Article 11. Suspension and Dissolution
11.1 In the event of the Customer's failure, or failure punctually or properly, to perform any of its obligations ensuing from an agreement with the Supplier, insolvency, filing for a moratorium on payment of its debts, or offering a settlement or composition to one or more of its creditors, the Customer will be in default by operation of law. In such events the Supplier will be entitled either to suspend performance of the agreement or to dissolve all or part of the agreement (and to reclaim the items already delivered by it to the extent not yet paid) - without any judicial intervention or notice of default being required - and to claim payment of the performed part of the agreement and demand payment in advance for the further deliveries, all without prejudice to the Supplier's right to claim compensation of its damage.
11.2 In the situations referred to in paragraph 1 of this article the Supplier's claims against the Customer will become immediately due and payable.
Article 12. Force Majeure
12.1 In the event of force majeure the Supplier will be entitled to suspend performance of all its obligations vis-à-vis the Customer, and to dissolve all or part of all agreements with the Customer, without prejudice to its right to demand payment of the work already performed and the costs incurred, and without being liable to pay any penalty or damages.
Article 13. Warranty
13.1 The Supplier warrants the sound condition of the items delivered by it and the materials used in that respect. Items fully or partially manufactured from natural products may vary from samples. To the extent that the relevant variations are common in the industry, the Customer will not be entitled to return the items or to claim any form of damages or compensation. Furthermore, the Supplier warrants the sound condition of the items delivered by it and the material used in that respect only if such items are used in a normal and careful fashion and in accordance with the Supplier's instructions and the materials used in that respect, as well as for the purpose for which they were manufactured. This warranty will not apply if the Supplier supplies items of an explicitly agreed inferior quality. The Supplier will determine whether the warranty is applicable and how the relevant items will be repaired and/or shipped.

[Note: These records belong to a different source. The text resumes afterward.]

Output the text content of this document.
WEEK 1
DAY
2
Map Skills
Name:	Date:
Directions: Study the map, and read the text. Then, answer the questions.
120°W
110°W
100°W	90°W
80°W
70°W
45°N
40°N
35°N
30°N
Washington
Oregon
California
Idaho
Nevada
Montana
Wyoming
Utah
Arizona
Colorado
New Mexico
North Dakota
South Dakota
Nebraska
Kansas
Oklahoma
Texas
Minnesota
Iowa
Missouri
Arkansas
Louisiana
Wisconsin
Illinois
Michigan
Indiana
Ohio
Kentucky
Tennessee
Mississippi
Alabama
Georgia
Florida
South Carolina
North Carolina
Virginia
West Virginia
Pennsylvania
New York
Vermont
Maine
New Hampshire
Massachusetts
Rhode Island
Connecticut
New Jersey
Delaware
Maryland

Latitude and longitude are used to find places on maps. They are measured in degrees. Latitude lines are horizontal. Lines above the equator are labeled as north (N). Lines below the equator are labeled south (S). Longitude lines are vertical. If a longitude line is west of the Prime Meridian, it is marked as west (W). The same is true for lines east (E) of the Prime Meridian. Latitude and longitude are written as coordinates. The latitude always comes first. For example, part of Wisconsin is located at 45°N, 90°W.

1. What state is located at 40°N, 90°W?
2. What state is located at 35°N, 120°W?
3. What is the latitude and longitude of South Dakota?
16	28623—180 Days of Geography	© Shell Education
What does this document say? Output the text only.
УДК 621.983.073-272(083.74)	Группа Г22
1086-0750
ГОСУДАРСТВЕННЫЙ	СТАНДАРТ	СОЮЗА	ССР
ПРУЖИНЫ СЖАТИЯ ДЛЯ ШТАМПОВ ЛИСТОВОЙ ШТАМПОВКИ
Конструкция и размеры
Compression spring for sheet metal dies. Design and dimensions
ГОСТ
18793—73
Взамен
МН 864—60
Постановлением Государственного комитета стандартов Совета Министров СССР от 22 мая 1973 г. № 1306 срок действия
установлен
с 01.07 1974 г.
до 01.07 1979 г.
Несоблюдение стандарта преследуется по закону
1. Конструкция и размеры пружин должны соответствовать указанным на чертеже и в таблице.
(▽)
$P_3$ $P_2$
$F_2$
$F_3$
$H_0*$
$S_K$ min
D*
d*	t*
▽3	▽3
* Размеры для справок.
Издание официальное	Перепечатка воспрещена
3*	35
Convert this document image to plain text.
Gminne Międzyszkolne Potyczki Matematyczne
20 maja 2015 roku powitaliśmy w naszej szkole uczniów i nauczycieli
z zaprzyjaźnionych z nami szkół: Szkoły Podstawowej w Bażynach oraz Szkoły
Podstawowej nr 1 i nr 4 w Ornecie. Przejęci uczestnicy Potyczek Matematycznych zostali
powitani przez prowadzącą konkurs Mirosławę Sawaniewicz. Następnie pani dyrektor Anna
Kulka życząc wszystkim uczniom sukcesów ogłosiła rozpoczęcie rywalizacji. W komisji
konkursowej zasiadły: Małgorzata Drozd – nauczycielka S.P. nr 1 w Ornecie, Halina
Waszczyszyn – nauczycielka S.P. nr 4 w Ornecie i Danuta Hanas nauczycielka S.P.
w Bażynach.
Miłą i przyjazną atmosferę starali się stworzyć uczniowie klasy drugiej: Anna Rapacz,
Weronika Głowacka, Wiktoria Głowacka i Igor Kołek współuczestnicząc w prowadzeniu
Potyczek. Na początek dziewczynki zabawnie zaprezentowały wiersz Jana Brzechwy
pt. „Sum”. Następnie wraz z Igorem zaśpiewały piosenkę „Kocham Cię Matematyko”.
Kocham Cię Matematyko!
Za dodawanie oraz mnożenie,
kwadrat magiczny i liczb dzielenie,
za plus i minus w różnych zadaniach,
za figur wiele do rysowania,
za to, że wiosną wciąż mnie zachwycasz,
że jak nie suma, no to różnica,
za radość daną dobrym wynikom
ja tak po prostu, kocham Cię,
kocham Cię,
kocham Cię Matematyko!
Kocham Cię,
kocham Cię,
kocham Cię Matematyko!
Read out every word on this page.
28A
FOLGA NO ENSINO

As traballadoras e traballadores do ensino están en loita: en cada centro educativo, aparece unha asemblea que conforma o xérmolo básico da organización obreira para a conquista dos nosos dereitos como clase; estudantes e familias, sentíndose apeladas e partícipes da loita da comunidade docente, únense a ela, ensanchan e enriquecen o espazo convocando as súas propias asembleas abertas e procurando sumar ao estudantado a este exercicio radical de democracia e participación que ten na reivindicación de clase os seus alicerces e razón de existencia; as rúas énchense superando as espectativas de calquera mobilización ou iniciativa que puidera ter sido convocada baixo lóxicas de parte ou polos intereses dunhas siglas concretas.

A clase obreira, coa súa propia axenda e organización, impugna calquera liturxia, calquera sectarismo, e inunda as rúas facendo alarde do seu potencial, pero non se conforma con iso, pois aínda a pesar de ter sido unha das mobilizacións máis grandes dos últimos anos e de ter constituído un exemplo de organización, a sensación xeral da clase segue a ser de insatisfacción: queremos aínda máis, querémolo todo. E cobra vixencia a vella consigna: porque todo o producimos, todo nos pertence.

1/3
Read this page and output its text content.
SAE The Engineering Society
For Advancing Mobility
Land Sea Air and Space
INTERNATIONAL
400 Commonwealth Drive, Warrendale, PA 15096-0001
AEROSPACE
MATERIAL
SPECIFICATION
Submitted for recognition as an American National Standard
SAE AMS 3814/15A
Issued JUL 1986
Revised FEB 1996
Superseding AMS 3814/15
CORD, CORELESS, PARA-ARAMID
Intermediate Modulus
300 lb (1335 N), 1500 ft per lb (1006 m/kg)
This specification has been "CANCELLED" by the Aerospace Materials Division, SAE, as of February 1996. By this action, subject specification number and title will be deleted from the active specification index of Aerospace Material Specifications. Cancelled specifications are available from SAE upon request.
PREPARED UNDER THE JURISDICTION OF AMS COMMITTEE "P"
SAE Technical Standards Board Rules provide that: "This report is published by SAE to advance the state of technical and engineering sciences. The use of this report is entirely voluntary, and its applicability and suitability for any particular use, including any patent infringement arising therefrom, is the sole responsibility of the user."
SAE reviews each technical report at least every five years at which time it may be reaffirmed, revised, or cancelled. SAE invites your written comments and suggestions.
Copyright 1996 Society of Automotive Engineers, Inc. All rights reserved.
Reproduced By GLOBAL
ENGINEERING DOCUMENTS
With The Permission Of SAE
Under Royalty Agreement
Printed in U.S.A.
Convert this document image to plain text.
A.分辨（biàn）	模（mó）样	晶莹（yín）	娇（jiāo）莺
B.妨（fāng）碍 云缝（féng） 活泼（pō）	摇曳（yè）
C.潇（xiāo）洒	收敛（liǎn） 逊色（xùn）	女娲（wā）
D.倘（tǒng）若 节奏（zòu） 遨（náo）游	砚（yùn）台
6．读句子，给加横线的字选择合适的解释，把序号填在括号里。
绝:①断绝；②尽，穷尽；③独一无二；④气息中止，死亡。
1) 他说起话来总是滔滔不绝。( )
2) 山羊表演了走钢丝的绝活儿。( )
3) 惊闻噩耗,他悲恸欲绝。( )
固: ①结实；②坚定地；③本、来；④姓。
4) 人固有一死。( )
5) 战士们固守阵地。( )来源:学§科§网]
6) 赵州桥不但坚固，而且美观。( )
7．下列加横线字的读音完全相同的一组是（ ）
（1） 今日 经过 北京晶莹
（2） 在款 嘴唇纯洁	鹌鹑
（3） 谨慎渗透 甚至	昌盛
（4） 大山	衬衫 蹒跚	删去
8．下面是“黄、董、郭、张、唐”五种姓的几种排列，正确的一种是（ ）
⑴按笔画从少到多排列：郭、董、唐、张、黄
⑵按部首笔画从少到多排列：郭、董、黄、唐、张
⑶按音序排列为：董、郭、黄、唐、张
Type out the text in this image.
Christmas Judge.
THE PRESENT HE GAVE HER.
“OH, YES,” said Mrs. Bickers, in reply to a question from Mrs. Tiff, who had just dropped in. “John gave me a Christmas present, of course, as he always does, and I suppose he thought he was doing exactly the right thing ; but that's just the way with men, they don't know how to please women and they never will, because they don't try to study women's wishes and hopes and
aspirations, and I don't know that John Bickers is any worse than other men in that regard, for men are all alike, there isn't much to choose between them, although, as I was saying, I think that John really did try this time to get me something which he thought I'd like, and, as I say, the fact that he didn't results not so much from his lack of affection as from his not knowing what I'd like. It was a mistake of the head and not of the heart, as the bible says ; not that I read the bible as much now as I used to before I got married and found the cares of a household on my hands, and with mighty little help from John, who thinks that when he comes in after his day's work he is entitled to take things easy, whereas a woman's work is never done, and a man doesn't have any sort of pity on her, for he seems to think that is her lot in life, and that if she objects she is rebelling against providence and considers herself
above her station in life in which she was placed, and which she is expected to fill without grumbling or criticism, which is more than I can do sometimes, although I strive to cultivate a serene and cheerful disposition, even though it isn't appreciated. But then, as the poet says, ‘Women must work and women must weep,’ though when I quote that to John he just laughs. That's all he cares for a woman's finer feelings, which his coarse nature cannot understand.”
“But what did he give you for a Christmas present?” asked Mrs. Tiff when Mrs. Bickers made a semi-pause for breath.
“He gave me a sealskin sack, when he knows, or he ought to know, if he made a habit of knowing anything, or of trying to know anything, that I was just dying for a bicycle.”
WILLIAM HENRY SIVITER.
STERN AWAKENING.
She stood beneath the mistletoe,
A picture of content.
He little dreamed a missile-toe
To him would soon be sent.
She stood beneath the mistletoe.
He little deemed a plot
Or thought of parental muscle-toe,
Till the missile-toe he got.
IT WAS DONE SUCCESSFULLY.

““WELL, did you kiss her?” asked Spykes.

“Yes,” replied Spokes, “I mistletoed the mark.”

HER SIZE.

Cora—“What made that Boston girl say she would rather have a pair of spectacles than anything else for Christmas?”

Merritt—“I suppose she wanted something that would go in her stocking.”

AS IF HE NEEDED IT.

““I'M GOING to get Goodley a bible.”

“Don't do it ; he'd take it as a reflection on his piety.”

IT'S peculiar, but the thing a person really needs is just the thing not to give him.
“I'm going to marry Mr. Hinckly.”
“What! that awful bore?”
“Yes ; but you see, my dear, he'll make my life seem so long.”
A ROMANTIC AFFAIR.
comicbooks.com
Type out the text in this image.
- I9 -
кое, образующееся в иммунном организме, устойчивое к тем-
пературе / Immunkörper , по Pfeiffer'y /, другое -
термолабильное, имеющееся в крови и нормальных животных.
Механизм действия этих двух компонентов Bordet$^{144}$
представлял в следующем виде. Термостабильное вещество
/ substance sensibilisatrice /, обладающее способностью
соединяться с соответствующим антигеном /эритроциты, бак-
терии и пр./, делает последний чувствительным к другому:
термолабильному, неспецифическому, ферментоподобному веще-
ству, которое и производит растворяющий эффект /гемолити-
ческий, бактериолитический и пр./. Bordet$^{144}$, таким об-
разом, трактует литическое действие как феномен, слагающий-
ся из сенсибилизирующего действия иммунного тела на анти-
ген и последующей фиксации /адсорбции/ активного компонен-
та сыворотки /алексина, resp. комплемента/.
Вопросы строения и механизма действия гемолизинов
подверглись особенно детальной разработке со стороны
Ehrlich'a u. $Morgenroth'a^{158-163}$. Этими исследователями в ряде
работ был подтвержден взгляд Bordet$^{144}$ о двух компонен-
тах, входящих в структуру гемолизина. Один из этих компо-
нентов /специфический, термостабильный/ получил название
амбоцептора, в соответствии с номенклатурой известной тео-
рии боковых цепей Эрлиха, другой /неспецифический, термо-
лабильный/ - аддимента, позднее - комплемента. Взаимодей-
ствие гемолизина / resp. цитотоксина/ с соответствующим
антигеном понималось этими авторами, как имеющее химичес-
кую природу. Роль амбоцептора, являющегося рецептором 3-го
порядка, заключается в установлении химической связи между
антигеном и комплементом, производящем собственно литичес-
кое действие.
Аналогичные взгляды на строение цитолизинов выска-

13.1 The warranty cannot be invoked if the defect or the wear and tear is the result of negligent maintenance or normal use. Moreover, the warranty cannot be invoked if the Customer remains in default and fails to perform its obligations.
13.2 In the event of replacement or compensation, an allowance will be made for the use already made of the delivered item, including wear and tear as a result of normal use.
Article 14. Intellectual Property Rights
14.1 The intellectual property rights, including
copyrights, rights as referred to in the Uniform
Benelux Act on Drawings and Designs, trade names, and patent rights, in the Supplier's products may be used for promotional and/or publication purposes, all in the broadest sense, only with the Supplier's written consent.
14.2 The Customer will be under an obligation, as soon as the use of the Supplier's intellectual property rights by third parties comes to its attention, promptly to notify the Supplier.
Article 15. Applicable Law
15.1 All agreements will be governed exclusively by the laws of the Netherlands. The applicability of the Vienna Sales Convention (CISG) is excluded.
15.2 Any disputes between the parties will be submitted to the exclusive jurisdiction of the competent court in Breda, the Netherlands.